К вечеру синий дым из трубы избушки упруго заломило на юго-восток, и стало неумолимо колеть всё то отошедшее, слабое, что прежде так раскисло, обессилело и расклеилось. А потом и дорога началась, и встреча в избушке со всеми сыновьями, перед дорогой на Ядромо.
Конечно, не у одного Ивана замирало сердце пред этой дорогой – до того хотелось новые места открыть и освоить. Чуть отравляло, что в них пошарились сейсмики, но мысль была подспудной и неосознанно-староверской – что всё меньше мест, куда не добрался мир. Общего настроя она не портила, тем более сыновья и не глядели так глубоко, а профилям только радовались: «От так прямики!»
На сборной избушке обсуждали Лаврин фортель с утоплением «Бурана» – до сих пор непонятно было, как он его вытащил, и, скорее всего, берёг секрет на рассказ. Иван понимал, что парень на самом изломе, переходе от мальчишки в мужичка. Сын действительно матерел, немного даже заигрывался, на зуб пробуя близких, и ершел, если с ним говорили «приказательным голосом». Отец дивился, насколько разные люди растут с одного корня, и бабкины слова вспоминал: «Один кедер – сук от земли идёт, а другой нелазовый, как свечка».
Лавря сидел на нарах рядом с отцом. Отец начал выговор:
– Ты ково, торопыга, сорвался?! Из-за тебя в воде по уши насиделся.
Тимоха поддержал воспитательно:
– Да ты, тять, ещё выудить умудрился как-то! Со спиной своей да грыжей…
Отец отвечал специально немного показно, пренебрежительно:
– Да как-как?! Сучок под газ сунул и за лыжи выудил. Подумашь, премудрость… – и снова завёл сурово: – А тебе, Лавря, русским языком сказано было: «Сиди не дерьгайся, подстынет – и поедем». Ково лететь-то, я не понимаю. Головой-то наа думать. Господь Бог всё устроил, чтобы у тебя выбор был.

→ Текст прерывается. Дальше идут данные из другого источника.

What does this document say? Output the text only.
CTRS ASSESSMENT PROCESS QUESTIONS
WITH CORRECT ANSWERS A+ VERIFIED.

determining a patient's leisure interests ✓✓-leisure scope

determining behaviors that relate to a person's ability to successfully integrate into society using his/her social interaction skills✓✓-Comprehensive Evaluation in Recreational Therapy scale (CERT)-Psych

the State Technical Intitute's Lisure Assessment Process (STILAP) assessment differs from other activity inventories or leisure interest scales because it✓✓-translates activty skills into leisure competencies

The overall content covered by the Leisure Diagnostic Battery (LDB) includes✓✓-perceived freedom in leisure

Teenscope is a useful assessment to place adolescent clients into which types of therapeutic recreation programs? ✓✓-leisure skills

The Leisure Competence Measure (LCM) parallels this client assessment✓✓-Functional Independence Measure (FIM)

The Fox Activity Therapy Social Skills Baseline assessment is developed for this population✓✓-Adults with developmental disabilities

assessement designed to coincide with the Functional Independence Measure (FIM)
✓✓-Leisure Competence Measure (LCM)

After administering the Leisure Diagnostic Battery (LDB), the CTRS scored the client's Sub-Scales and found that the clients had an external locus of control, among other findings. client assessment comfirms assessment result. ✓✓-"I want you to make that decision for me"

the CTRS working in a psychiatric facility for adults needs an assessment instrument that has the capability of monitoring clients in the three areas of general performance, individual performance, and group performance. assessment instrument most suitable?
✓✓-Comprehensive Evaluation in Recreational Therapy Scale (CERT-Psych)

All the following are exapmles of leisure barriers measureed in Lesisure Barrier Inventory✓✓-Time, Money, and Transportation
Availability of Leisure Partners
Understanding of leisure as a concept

Можно вон… – говорил Иван возмущённо, – в малу воду по речке подыматься и лодку унахратить, груз потопить, и грыжу надуть, а можно… – И он продолжил спокойно: – Воды дождаться и доехать, поплёвывая.
Образ был доходчивым: Иван действительно ездил, поплёвывая скорлупки от орехов.
– А если не будет? Воды этой?! – отбивался в азарте Лавр, после разлуки вдруг крупный, раздавшийся. «Скулы – капля в мать», выпуклые, будто блестящие, масляные, а борода ещё слабая, прозрачная по сравнению с плотным светло-русым горшком волос. И стык между горшком и бородой как подклеенный.
– Будет, – с силой говорил Иван. – Или ещё что-нибудь будет.
– А чо будет-то? – не унимался Лавря.